After merging, the image size immediately decreased by 25 MB. Though 175 MB was an improvement, it remained excessive.

Using Alpine as the Base Image

I previously used Debian due to familiarity and tools like apt-get, but its ~125 MB base image is bulky. Alpine Linux—a ~5 MB distro widely adopted in Docker—became my choice for size reduction.

First, I replaced FROM debian:stretch with FROM alpine (using the latest version; specify if version-sensitive).
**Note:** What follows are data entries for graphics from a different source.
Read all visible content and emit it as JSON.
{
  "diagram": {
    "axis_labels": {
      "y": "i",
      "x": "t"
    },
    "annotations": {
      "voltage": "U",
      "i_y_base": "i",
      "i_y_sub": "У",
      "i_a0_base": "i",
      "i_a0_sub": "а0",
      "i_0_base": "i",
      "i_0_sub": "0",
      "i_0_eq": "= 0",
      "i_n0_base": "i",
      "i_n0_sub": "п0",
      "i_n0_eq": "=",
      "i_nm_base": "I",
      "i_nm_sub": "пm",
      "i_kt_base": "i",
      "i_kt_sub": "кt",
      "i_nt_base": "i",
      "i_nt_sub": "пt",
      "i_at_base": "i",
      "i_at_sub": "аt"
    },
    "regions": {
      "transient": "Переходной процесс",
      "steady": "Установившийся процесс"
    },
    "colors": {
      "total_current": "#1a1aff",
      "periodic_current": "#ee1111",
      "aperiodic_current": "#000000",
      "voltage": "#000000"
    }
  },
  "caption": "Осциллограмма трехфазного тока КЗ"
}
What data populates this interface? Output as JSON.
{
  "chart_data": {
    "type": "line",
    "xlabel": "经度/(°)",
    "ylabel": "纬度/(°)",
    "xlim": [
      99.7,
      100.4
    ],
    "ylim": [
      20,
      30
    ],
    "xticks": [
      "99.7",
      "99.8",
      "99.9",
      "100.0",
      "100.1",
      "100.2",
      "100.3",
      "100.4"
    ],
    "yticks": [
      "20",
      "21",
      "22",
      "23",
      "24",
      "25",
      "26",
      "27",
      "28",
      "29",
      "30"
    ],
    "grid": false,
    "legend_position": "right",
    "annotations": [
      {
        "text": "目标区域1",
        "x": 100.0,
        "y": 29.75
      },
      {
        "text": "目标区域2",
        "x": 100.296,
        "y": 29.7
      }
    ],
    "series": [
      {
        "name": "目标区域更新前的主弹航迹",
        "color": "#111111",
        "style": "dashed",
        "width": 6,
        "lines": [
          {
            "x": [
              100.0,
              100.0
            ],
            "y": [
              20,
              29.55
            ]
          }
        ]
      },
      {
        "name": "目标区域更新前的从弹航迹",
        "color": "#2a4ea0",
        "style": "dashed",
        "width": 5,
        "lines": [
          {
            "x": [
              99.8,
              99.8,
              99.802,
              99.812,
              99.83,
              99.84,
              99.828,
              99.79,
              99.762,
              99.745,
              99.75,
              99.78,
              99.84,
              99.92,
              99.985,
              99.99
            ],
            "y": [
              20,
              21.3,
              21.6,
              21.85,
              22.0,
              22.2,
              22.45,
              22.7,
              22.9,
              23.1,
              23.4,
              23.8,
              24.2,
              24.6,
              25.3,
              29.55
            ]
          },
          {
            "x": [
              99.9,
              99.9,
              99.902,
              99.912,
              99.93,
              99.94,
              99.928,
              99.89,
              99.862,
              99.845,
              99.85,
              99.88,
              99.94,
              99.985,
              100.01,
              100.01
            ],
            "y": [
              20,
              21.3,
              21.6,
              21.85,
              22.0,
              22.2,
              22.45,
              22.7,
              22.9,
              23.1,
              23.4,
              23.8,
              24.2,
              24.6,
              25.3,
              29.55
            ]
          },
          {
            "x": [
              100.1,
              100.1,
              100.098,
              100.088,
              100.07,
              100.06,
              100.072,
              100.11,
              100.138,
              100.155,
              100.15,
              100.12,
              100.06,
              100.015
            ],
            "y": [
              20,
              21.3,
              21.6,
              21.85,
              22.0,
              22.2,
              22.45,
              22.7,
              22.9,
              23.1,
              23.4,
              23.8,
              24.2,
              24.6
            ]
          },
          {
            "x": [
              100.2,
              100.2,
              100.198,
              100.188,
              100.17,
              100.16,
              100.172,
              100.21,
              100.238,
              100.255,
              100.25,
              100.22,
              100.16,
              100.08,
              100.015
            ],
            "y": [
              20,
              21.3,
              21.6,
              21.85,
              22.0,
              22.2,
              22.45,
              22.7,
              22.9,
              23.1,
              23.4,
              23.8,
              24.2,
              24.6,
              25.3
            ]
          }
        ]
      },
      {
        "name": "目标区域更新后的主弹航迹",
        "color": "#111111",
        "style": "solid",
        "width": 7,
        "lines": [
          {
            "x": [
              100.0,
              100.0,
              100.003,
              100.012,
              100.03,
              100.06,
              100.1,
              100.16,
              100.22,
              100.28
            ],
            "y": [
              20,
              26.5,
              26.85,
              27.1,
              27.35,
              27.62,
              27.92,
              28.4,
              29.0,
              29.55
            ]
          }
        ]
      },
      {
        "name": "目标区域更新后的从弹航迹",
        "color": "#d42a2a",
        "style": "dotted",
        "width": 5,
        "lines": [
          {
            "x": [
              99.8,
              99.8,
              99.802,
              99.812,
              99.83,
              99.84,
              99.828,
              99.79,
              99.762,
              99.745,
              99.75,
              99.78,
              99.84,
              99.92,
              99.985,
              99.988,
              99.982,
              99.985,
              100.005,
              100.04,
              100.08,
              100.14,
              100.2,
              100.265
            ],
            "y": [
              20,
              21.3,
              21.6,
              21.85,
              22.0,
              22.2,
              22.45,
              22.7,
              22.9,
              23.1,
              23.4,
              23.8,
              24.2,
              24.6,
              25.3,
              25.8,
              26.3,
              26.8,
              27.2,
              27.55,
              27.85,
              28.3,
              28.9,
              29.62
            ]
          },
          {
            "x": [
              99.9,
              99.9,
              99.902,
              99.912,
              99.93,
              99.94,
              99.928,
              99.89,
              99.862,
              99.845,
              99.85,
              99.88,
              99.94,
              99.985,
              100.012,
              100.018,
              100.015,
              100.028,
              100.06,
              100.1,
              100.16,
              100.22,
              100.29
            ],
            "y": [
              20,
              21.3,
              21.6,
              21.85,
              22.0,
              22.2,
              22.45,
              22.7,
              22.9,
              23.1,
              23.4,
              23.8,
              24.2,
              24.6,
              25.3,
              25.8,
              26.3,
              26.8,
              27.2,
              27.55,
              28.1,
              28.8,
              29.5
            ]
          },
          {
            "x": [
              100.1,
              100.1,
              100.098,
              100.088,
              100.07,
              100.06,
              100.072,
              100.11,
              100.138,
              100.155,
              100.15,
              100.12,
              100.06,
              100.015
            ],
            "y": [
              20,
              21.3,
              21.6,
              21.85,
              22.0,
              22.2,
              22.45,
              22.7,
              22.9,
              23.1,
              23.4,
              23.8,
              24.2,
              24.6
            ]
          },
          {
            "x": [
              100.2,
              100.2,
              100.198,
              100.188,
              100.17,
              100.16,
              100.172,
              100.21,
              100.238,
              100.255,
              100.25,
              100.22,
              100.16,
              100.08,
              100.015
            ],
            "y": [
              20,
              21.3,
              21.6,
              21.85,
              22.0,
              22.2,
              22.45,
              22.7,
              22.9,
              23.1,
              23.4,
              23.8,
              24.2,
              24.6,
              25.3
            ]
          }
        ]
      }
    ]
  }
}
Next, I mapped Debian dependencies to Alpine equivalents using apk:

Original Debian dependencies:

apt-get update -q
apt-get -y install build-essential git autoconf automake libtool wget tar zlib1g-dev libpcre3 libpcre3-dev unzip libjemalloc-dev patch

Alpine equivalent:

apk --no-cache add build-base git autoconf automake libtool wget tar zlib-dev pcre-dev unzip jemalloc-dev patch linux-headers

The --no-cache flag fetches packages directly from repositories (like apt-get update) and auto-clears caches (like apt-get clean).

Similarly, I adjusted dependency removal. Original Debian cleanup:

apt-get purge -y unzip -q git autoconf libtool automake build-essential
apt-get autoremove -y --purge

Alpine cleanup:

apk del build-base git autoconf automake wget tar unzip patch linux-headers

This reduced the image to 17 MB! Local docker images shows 39.6 MB including Alpine—dramatically smaller. The savings come not just from Alpine's size but also its lightweight musl C library.

Applying the Same Optimization to Other Images

After optimizing nginx, I applied similar changes to other images. First, PHP-FPM—I couldn't use the official image due to needing many PHP modules.

Original Debian installation:

apt-get install -y php7.2-fpm php7.2-bz2 php7.2-curl php7.2-gd php7.2-json php7.2-mbstring php7.2-memcached php7.2-mysql php7.2-redis php7.2-sqlite3 php7.2-xml php7.2-xmlrpc php7.2-zip php7.2-intl

Alpine equivalent:

apk --no-cache add php7-fpm php7-bz2 php7-curl php7-gd php7-json php7-mbstring php7-memcached php7-mysqli php7-pdo_mysql php7-redis php7-sqlite3 php7-pdo_sqlite php7-xml php7-xmlrpc php7-zip php7-intl php7-ctype php7-tokenizer

Note: Alpine's PHP packages omit some defaults (e.g., php7-ctype, php7-tokenizer). Omitting these causes errors in apps like Typecho.

This reduced the Docker Hub size from 90 MB to 25 MB—a quarter of the original local size.

For MariaDB, I used the prebuilt bianjp/mariadb-alpine instead of creating my own. It's fully compatible with the official Debian-based image—I only changed the image name in docker-compose.yml.

Conclusion

These optimizations saved ~1 GB on my VPS—significant for its small disk.

Push/pull operations also accelerated, especially beneficial for my Hong Kong VPS with slow Docker Hub speeds. Smaller images enable faster version testing and quicker rollbacks during issues.